Wichita police have embraced a new perspective on this year's River Festival — one from 24 stories up. A festival command post has been overseeing festival activities from the 24th floor of the old Holiday Inn hotel, which is now the Garvey Center.
"It's a great observation point to see the big picture of the entire Riverfest," Sgt. Kelly O'Brien said. "It's been a good fit."
For many years, Wichita police had utilized a command van and space at the Broadview Hotel to oversee festival security. But the Broadview is undergoing renovation, and police officials did not want to operate a command post in a construction area.
After checking on four potential locations for a new command post site, O'Brien said, the 24th floor proved to be the best option.
Having a bird's-eye view of the festival has proven helpful in a number of ways, he said.

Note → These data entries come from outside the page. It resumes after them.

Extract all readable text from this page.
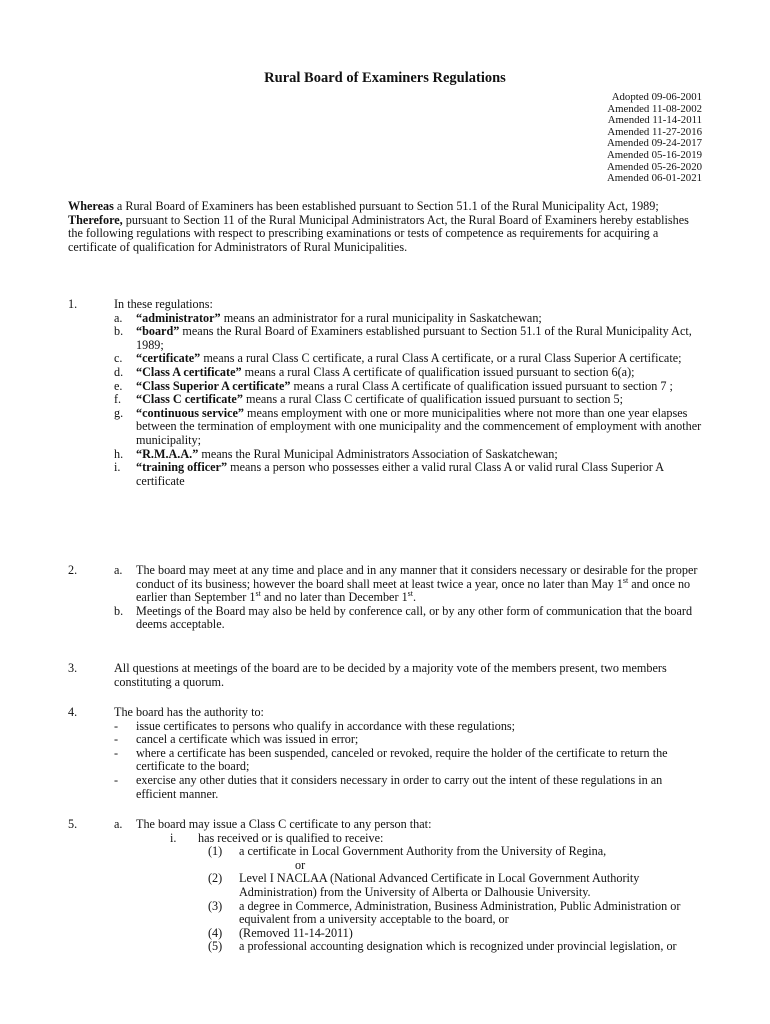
Rural Board of Examiners Regulations
Adopted 09-06-2001
Amended 11-08-2002
Amended 11-14-2011
Amended 11-27-2016
Amended 09-24-2017
Amended 05-16-2019
Amended 05-26-2020
Amended 06-01-2021

Whereas a Rural Board of Examiners has been established pursuant to Section 51.1 of the Rural Municipality Act, 1989;

Therefore, pursuant to Section 11 of the Rural Municipal Administrators Act, the Rural Board of Examiners hereby establishes the following regulations with respect to prescribing examinations or tests of competence as requirements for acquiring a certificate of qualification for Administrators of Rural Municipalities.

1.	In these regulations:

a. “administrator” means an administrator for a rural municipality in Saskatchewan;
b. “board” means the Rural Board of Examiners established pursuant to Section 51.1 of the Rural Municipality Act, 1989;
c. “certificate” means a rural Class C certificate, a rural Class A certificate, or a rural Class Superior A certificate;
d. “Class A certificate” means a rural Class A certificate of qualification issued pursuant to section 6(a);
e. “Class Superior A certificate” means a rural Class A certificate of qualification issued pursuant to section 7 ;
f. “Class C certificate” means a rural Class C certificate of qualification issued pursuant to section 5;
g. “continuous service” means employment with one or more municipalities where not more than one year elapses between the termination of employment with one municipality and the commencement of employment with another municipality;
h. “R.M.A.A.” means the Rural Municipal Administrators Association of Saskatchewan;
i. “training officer” means a person who possesses either a valid rural Class A or valid rural Class Superior A certificate
2.	a. The board may meet at any time and place and in any manner that it considers necessary or desirable for the proper conduct of its business; however the board shall meet at least twice a year, once no later than May 1st and once no earlier than September 1st and no later than December 1st.
b. Meetings of the Board may also be held by conference call, or by any other form of communication that the board deems acceptable.
3.	All questions at meetings of the board are to be decided by a majority vote of the members present, two members constituting a quorum.

4.	The board has the authority to:

- issue certificates to persons who qualify in accordance with these regulations;
- cancel a certificate which was issued in error;
- where a certificate has been suspended, canceled or revoked, require the holder of the certificate to return the certificate to the board;
- exercise any other duties that it considers necessary in order to carry out the intent of these regulations in an efficient manner.
5.	a. The board may issue a Class C certificate to any person that:
i. has received or is qualified to receive:
(1) a certificate in Local Government Authority from the University of Regina,
or
(2) Level I NACLAA (National Advanced Certificate in Local Government Authority Administration) from the University of Alberta or Dalhousie University.
(3) a degree in Commerce, Administration, Business Administration, Public Administration or equivalent from a university acceptable to the board, or
(4) (Removed 11-14-2011)
(5) a professional accounting designation which is recognized under provincial legislation, or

"It really cuts down on the response time," he said, whether it's guiding EMS to someone experiencing medical distress or sending officers to a growing crowd that could escalate into conflict.
"From up there, I can not only monitor the crowd, but also the officers," O'Brien said. "I can reallocate the resources to where they're needed the most."
Festival officials are also happy with how the new command post has operated.
"From our perspective, it's worked great," festival president Janet Wright said. "It's been very helpful."
The command post features the gear an officer would have in a patrol car — including a radio and laptop computer — as well as space for Sedgwick County Emergency Management and Emergency Medical Services.
Emergency Management provides video equipment to monitor locations not visible from the lofty perch, O'Brien said.
With most festival activities planned around Century II, "we can see pretty much everything," said Capt. Max Tenbrook, of the department's special operations section.
"If there's a child lost at the food court, we can see it," he said. "If there's a report of a disturbance on the (Douglas Avenue) bridge, we can look over and see that."
Through Thursday, there had been only 15 arrests linked to the festival, he said. Police are happy with that statistic, considering the number of people who typically attend festival events.
Festival officials hired off-duty police officers to provide security along with the mounted unit. The bomb squad and SWAT teams are available as well, Tenbrook said.
"We don't take any officers off the street" to handle festival security, he said. "It's important for people to know that."
But on-duty officers can be sent to a festival event if circumstances warrant, O'Brien said.